Levin encounters the same reluctance among the laborers, as they are too absorbed in their work to spend time considering the idea. Ivan the cowherd is in favor of the plan until Levin begins talking about all the future benefits of it; then the peasant immediately begins doing any task he can find.
Another difficulty Levin encounters is the peasants’ lack of trust that a landowner would do anything for them without the ulterior motive of working them even harder. They are convinced that Levin has other goals which he has not told them, and they express their unalterable position that they will not be forced to use any new methods or implements to do their work. They even agree with him that these methods and equipment are easier and more efficient; however, they are adamant and Levin is forced, regretfully, to give up some of the improved methods. Nevertheless, Levin prevails despite these difficulties and by autumn he has a moderately reformed working system.
Levin divides some of his land into three parcels and chooses several peasants who then gather workers (made up primarily of family and friends), and they become Levin’s partner for that parcel of land. The rest of the farm is run in the old way, but these three associated partnerships are the first step to a greater change. This process has been consuming, and it is not a complete success; however, he still sees what he has done as an accomplishment.

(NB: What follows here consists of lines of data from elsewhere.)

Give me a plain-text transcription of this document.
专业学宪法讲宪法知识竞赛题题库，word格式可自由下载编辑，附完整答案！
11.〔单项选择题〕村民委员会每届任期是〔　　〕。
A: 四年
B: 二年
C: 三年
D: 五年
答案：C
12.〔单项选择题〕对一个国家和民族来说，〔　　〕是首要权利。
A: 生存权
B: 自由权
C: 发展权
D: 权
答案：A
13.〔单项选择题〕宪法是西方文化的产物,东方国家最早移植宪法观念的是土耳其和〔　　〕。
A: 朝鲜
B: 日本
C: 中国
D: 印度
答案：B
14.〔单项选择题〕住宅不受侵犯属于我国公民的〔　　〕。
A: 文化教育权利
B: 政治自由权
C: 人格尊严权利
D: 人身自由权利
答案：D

When he is not dealing with these matters, Levin is inside working on his book. The Oblonskys return to Moscow at the end of the summer, and by then Levin has read all the books he borrowed from Sviazhsky. Nothing he reads talks about a system such as he envisions, and Levin is convinced Russia has “millions of hands and millions of acres” which can be made more productive for the benefit of the entire country. He plans to prove it in his book and will travel abroad this autumn to observe other places and systems.